Erdrutsch in Kolumbien: Ein Ort vom Schlamm weggerissen

Massen aus Geröll und Wasser haben alles zerstört. Über 60 Menschen starben, weitere 40 wurden verletzt. Dem Unglück vorausgegangen waren schwere Regenfälle.

Rettungskräfte verschaffen sich in Salgar einen Überblick. Bild: reuters

SALGAR afp | Ein massiver Erdrutsch hat im Nordwesten Kolumbiens mehr als 60 Menschen in den Tod gerissen. Nach Behördenangaben überraschten die Schlammmassen am frühen Montagmorgen (Ortszeit) die meisten Menschen der Gemeinde Salgar im Schlaf. Mindestens 62 Menschen starben und 40 weitere wurden verletzt. Viele Kinder hätten ihre Eltern verloren, sagte Kolumbiens Staatschef Juan Manuel Santos bei einem Besuch des Unglücksorts.

Die Bürgermeisterin der knapp 18.000 Einwohner zählenden Gemeinde Salgar, Olga Osorio, sagte dem Radiosender RCN, Massen aus Geröll und Wasser hätten in einer Schlucht „alles mit sich gerissen“. Die zu Salgar gehörende Ortschaft Santa Margarita sei praktisch „von der Landkarte getilgt“. Laut Medienberichten hatten die Schlammmassen auch die Zufahrtstraße von Santa Margarita sowie eine Brücke zerstört, das normalerweise schon schwer zu erreichende Bergdorf war von der Außenwelt abgeschnitten.

Dem Erdrutsch waren heftige Regenfälle vorausgegangen, die einen Fluss in der Region über die Ufer steigen ließen. Luftaufnahmen zeigen eine breite Schlammlawine, die auf ihrem Weg Häuser und Bäume mit sich riss. Nach Behördenangaben waren von den Zerstörungen in dem bergigen Gebiet etwa 30 Familien betroffen. Die Einwohner seien von der Trinkwasser-, Strom- und Gasversorgung abgeschnitten.
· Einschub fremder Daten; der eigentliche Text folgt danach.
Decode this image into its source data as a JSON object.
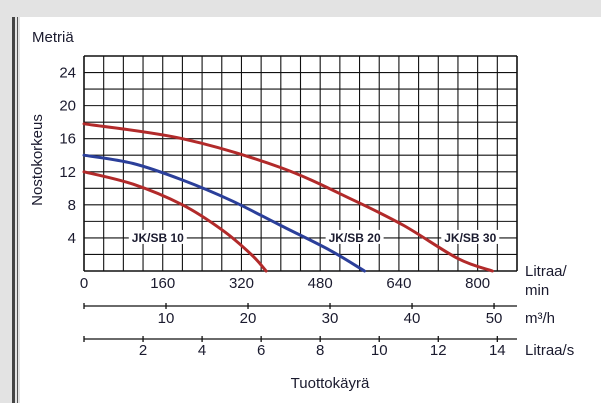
{
  "chart_data": {
    "type": "line",
    "title": "",
    "y_axis": {
      "unit_label": "Metriä",
      "label": "Nostokorkeus",
      "ticks": [
        4,
        8,
        12,
        16,
        20,
        24
      ],
      "range": [
        0,
        26
      ],
      "tick_color": "#1a3a6b"
    },
    "x_axis": {
      "title": "Tuottokäyrä",
      "range_lpm": [
        0,
        880
      ],
      "scales": [
        {
          "unit": "Litraa/\nmin",
          "ticks": [
            0,
            160,
            320,
            480,
            640,
            800
          ],
          "labels": [
            "0",
            "160",
            "320",
            "480",
            "640",
            "800"
          ],
          "factor_to_lpm": 1,
          "tick_color": "#1a3a6b"
        },
        {
          "unit": "m³/h",
          "ticks": [
            10,
            20,
            30,
            40,
            50
          ],
          "labels": [
            "10",
            "20",
            "30",
            "40",
            "50"
          ],
          "factor_to_lpm": 16.6667,
          "tick_color": "#1a3a6b"
        },
        {
          "unit": "Litraa/s",
          "ticks": [
            2,
            4,
            6,
            8,
            10,
            12,
            14
          ],
          "labels": [
            "2",
            "4",
            "6",
            "8",
            "10",
            "12",
            "14"
          ],
          "factor_to_lpm": 60,
          "tick_color": "#1a1a1a"
        }
      ]
    },
    "grid": {
      "on": true,
      "x_step_lpm": 40,
      "y_step": 2
    },
    "series": [
      {
        "name": "JK/SB 10",
        "color": "#b22a2a",
        "x": [
          0,
          100,
          200,
          280,
          340,
          370
        ],
        "y": [
          12,
          10.5,
          8,
          5,
          2,
          0
        ]
      },
      {
        "name": "JK/SB 20",
        "color": "#2b3f9a",
        "x": [
          0,
          100,
          200,
          300,
          400,
          500,
          570
        ],
        "y": [
          14,
          13,
          11,
          8.5,
          5.5,
          2.5,
          0
        ]
      },
      {
        "name": "JK/SB 30",
        "color": "#b22a2a",
        "x": [
          0,
          200,
          400,
          550,
          650,
          760,
          830
        ],
        "y": [
          17.8,
          16,
          12.5,
          8.5,
          5.5,
          1.5,
          0
        ]
      }
    ],
    "annotations": [
      {
        "text": "JK/SB 10",
        "x": 150,
        "y": 4
      },
      {
        "text": "JK/SB 20",
        "x": 550,
        "y": 4
      },
      {
        "text": "JK/SB 30",
        "x": 785,
        "y": 4
      }
    ]
  }
}
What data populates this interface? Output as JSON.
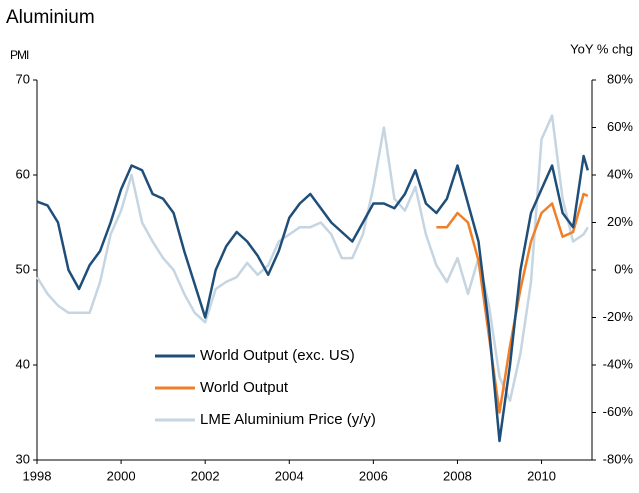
{
  "chart_data": {
    "type": "line",
    "title": "Aluminium",
    "ylabel": "PMI",
    "y2label": "YoY % chg",
    "x": [
      1998,
      1998.25,
      1998.5,
      1998.75,
      1999,
      1999.25,
      1999.5,
      1999.75,
      2000,
      2000.25,
      2000.5,
      2000.75,
      2001,
      2001.25,
      2001.5,
      2001.75,
      2002,
      2002.25,
      2002.5,
      2002.75,
      2003,
      2003.25,
      2003.5,
      2003.75,
      2004,
      2004.25,
      2004.5,
      2004.75,
      2005,
      2005.25,
      2005.5,
      2005.75,
      2006,
      2006.25,
      2006.5,
      2006.75,
      2007,
      2007.25,
      2007.5,
      2007.75,
      2008,
      2008.25,
      2008.5,
      2008.75,
      2009,
      2009.25,
      2009.5,
      2009.75,
      2010,
      2010.25,
      2010.5,
      2010.75,
      2011,
      2011.1
    ],
    "series": [
      {
        "name": "World Output (exc. US)",
        "color": "#1f4e79",
        "axis": "y",
        "values": [
          57.2,
          56.8,
          55,
          50,
          48,
          50.5,
          52,
          55,
          58.5,
          61,
          60.5,
          58,
          57.5,
          56,
          52,
          48.5,
          45,
          50,
          52.5,
          54,
          53,
          51.5,
          49.5,
          52,
          55.5,
          57,
          58,
          56.5,
          55,
          54,
          53,
          55,
          57,
          57,
          56.5,
          58,
          60.5,
          57,
          56,
          57.5,
          61,
          57,
          53,
          44,
          32,
          40,
          50,
          56,
          58.5,
          61,
          56,
          54.5,
          62,
          60.5
        ]
      },
      {
        "name": "World Output",
        "color": "#f07f2a",
        "axis": "y",
        "values": [
          null,
          null,
          null,
          null,
          null,
          null,
          null,
          null,
          null,
          null,
          null,
          null,
          null,
          null,
          null,
          null,
          null,
          null,
          null,
          null,
          null,
          null,
          null,
          null,
          null,
          null,
          null,
          null,
          null,
          null,
          null,
          null,
          null,
          null,
          null,
          null,
          null,
          null,
          54.5,
          54.5,
          56,
          55,
          51,
          43,
          35,
          42,
          48,
          53,
          56,
          57,
          53.5,
          54,
          58,
          57.8
        ]
      },
      {
        "name": "LME Aluminium Price (y/y)",
        "color": "#c5d5e2",
        "axis": "y2",
        "values": [
          -3,
          -10,
          -15,
          -18,
          -18,
          -18,
          -5,
          15,
          25,
          40,
          20,
          12,
          5,
          0,
          -10,
          -18,
          -22,
          -8,
          -5,
          -3,
          3,
          -2,
          2,
          12,
          15,
          18,
          18,
          20,
          15,
          5,
          5,
          15,
          35,
          60,
          30,
          25,
          35,
          15,
          2,
          -5,
          5,
          -10,
          5,
          -15,
          -45,
          -55,
          -35,
          -5,
          55,
          65,
          30,
          12,
          15,
          18
        ]
      }
    ],
    "xlim": [
      1998,
      2011.2
    ],
    "xticks": [
      1998,
      2000,
      2002,
      2004,
      2006,
      2008,
      2010
    ],
    "ylim": [
      30,
      70
    ],
    "yticks": [
      30,
      40,
      50,
      60,
      70
    ],
    "y2lim": [
      -80,
      80
    ],
    "y2ticks": [
      {
        "value": -80,
        "label": "-80%"
      },
      {
        "value": -60,
        "label": "-60%"
      },
      {
        "value": -40,
        "label": "-40%"
      },
      {
        "value": -20,
        "label": "-20%"
      },
      {
        "value": 0,
        "label": "0%"
      },
      {
        "value": 20,
        "label": "20%"
      },
      {
        "value": 40,
        "label": "40%"
      },
      {
        "value": 60,
        "label": "60%"
      },
      {
        "value": 80,
        "label": "80%"
      }
    ],
    "legend": "bottom-center"
  }
}
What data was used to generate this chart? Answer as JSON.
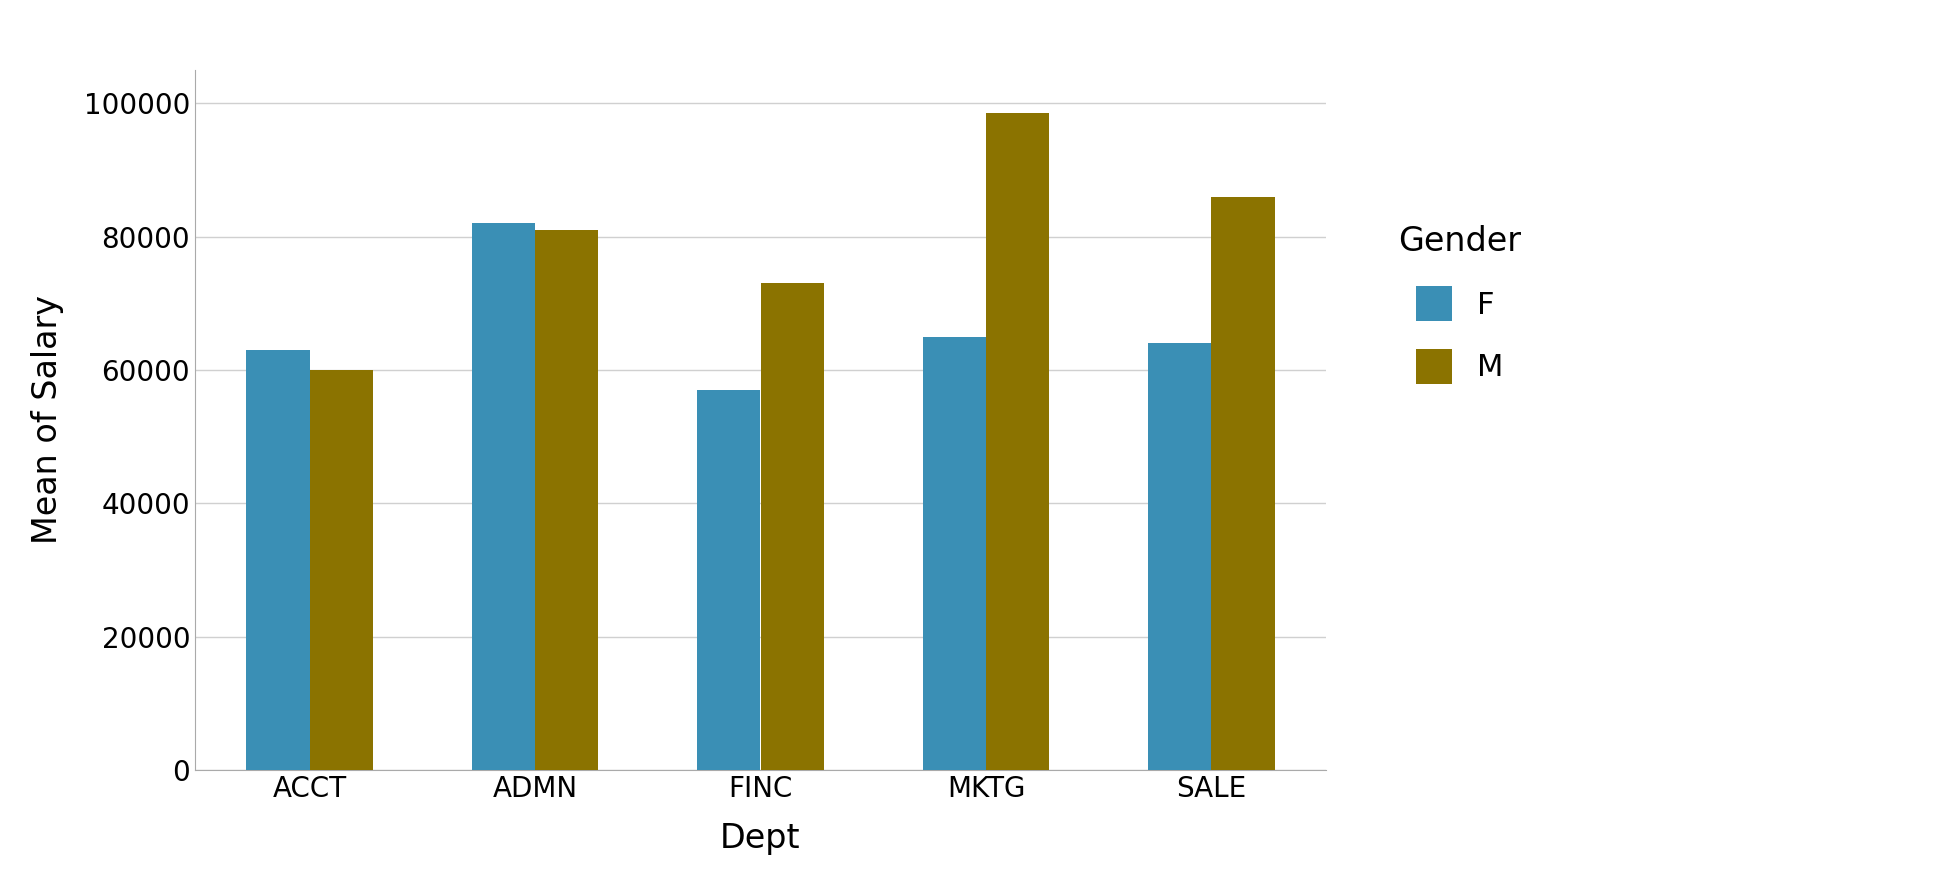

Die 66-jährige Consuelo Arredo sagte, sie und ihre Familie seien durch die Wucht des Erdrutsches aus dem Schlaf gerissen worden. „Wasser und Äste blockierten die Tür“, berichtete sie. „In einem verzweifelten Versuch ist es meinem Sohn dennoch gelungen, sie aufzureißen, und wir konnten uns retten.“

Präsident verspricht Entschädigungen

Präsident Santos machte sich bei einem Flug über dem Katastrophengebiet ein Bild von der Lage und traf sich mit örtlichen Behördenvertretern. „Keiner kann Ihnen die Toten zurückbringen, das bedauern wir zutiefst“, erklärte Santos. „Aber wir müssen diese Katastrophe überstehen und nach vorn schauen, mit Kraft und Mut.“

Der Staatschef sagte jeder betroffenen Familie eine Entschädigung in Höhe von 16 Millionen Pesos (5800 Euro) zu. Außerdem kündigte er Verbesserungen bei der Infrastruktur an, um derartige Unglücke in Zukunft zu verhindern. Um die Kinder, die durch das Unglück zu Waisen wurden, werden sich die Behörden kümmern.

Auch Ex-Präsident und Oppositionsführer Álvaro Uribe besuchte das Unglücksgebiet, das in der Nähe seines Heimatortes liegt. „Ich traf eine Frau, die ihren drei Tage alten Enkel im Arm hielt. Seine Eltern werden vermisst“, sagte er im Radiosender RCN.

Spenden für die Opfer

Nach Einbruch der Dunkelheit wurde die Suche nach weiteren Verschütteten unterbrochen, sie sollte am frühen Dienstagmorgen weitergehen. Zuvor hatten mehr als 150 Rettungskräfte mit Spürhunden die Trümmerberge abgesucht, wie Rotkreuz-Sprecherin Ana Carolina Gutiérrez sagte. Trinkwasser sei unterwegs, in der rund 100 Kilometer entfernten Stadt Medellín würden Lebensmittelspenden und Decken für die Opfer des Erdrutsches gesammelt.

Auf dem Friedhof von Salgar versammelten sich bis zum späten Abend Menschen, um die dort aufgebahrten Todesopfer zu identifizieren. Andere Bewohner begannen mit den Aufräumarbeiten. Sie schaufelten massenhaft Schlamm aus ihren Häusern. Kipplaster trafen vor Ort ein, um Trümmer abzutransportieren.

Sein tropisches Klima und seine bergige Landschaft machen Kolumbien anfällig für Erdrutsche. Vor fünf Jahren hatten heftige Regenfälle Überflutungen und Erdrutsche ausgelöst, bei denen fast 1400 Menschen getötet und mehr als 100.000 Häuser zerstört wurden.